Ignoro cuál será el color
de mentiras, farsas y compadreos, pero si hubiera un color concreto sería
sosias de los políticos patrios. Sobre todo, de quien nos gobiernan. Su
desfachatez les lleva a ocultar la evidencia. Cuando la muestra exhibe signos
claros, ellos se empeñan en revestirla con ropaje farisaico. Europa, ajena a las
tragaderas nativas, anuncia, por ejemplo, veinte mil muertos más por
coronavirus que la cifra ofrecida por el ministerio de sanidad. También que el
PIB ha disminuido, al menos, un veinte por ciento o que la ayuda de la Comisión
Europea (ciento cuarenta mil millones) lleva aparejada unas condiciones
rigurosas, impropias de loas y aplausos ministeriales, de autobombos necios. Si
no hay problema, sobra el planteamiento y la solución. De cajón.

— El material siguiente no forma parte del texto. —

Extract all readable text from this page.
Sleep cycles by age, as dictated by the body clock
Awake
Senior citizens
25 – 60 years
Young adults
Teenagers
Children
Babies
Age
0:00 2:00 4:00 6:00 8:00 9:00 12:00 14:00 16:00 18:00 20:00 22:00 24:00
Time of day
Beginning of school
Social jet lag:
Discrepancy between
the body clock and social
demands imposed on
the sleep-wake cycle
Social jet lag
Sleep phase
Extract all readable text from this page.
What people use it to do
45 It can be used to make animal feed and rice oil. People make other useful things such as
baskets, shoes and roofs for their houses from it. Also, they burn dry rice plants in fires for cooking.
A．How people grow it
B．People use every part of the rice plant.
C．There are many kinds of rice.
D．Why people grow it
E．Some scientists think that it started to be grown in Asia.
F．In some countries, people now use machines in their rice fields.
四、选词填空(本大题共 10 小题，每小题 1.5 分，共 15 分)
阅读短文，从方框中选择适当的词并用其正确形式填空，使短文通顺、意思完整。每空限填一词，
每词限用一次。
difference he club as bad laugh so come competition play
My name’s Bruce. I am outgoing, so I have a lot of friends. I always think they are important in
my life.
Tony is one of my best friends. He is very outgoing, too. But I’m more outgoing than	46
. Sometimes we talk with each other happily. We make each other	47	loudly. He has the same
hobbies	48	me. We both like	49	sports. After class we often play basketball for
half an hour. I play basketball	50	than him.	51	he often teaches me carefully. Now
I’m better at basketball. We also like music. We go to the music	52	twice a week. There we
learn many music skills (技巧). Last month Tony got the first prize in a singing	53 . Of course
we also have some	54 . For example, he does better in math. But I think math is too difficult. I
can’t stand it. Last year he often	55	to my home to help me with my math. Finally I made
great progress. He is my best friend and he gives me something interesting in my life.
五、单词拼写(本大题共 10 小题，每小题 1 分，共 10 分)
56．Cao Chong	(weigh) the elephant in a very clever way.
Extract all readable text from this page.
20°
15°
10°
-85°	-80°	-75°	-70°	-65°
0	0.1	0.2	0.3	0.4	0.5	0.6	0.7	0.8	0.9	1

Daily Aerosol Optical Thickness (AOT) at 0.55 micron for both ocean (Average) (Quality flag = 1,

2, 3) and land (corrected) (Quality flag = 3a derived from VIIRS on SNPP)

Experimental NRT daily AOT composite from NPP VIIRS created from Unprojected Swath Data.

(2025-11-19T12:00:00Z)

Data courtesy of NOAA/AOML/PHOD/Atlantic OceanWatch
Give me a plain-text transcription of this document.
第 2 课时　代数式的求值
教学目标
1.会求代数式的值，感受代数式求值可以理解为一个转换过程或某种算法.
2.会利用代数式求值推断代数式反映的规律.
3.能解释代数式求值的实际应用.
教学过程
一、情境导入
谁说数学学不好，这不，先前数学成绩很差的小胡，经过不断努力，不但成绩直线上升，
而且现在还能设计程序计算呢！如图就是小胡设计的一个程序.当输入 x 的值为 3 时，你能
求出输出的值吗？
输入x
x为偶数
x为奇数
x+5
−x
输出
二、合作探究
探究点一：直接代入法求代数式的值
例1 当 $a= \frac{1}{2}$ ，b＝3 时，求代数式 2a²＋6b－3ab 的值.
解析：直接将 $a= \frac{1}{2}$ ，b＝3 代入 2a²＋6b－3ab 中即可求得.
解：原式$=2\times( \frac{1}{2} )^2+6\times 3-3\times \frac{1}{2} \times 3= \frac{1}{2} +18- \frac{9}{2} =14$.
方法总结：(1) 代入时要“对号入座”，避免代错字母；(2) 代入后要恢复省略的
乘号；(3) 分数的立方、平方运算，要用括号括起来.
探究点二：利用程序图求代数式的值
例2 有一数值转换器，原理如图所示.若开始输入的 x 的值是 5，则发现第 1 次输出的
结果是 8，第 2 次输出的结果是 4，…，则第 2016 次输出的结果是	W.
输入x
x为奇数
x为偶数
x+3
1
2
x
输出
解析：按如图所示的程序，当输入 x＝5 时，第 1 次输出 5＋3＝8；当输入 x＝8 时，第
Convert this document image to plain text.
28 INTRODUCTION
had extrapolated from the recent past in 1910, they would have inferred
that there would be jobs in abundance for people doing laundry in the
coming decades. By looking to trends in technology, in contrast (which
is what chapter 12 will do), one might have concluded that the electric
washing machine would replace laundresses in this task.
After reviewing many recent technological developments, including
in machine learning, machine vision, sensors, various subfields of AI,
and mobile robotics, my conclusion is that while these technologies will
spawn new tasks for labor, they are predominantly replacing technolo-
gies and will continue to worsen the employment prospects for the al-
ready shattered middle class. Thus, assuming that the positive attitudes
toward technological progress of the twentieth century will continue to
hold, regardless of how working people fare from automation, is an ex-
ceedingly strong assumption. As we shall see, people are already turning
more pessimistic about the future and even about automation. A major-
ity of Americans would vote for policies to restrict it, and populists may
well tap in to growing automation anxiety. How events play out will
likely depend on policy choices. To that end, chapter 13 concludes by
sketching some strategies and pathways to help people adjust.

Sin turismo, por irresponsabilidad
social, caos organizativo y negligencia gubernamental, con el ladrillo agarrotado
por inseguridad jurídica y falta de inversión extranjera, vamos directos a la
miseria atroz. Tal coyuntura no puede ocultarse pese a los esfuerzos de Iván
Redondo y Sánchez. Ni siquiera con ayuda desesperada de Tezanos o medios
orondos, atiborrados de subvenciones, que son casi todos. La realidad puede ocultarse
durante un tiempo determinado, luego los hechos se imponen y las proclamas
publicitarias constituyen el escenario donde, sin importar actores, la platea
siente la farsa en carne propia. Pandemia y ruina económica acabarán con el
teatro, pasaremos del rojo al negro. Queda desear que aparezcan pronto otros
colores alegres, dichosos, ilusionantes.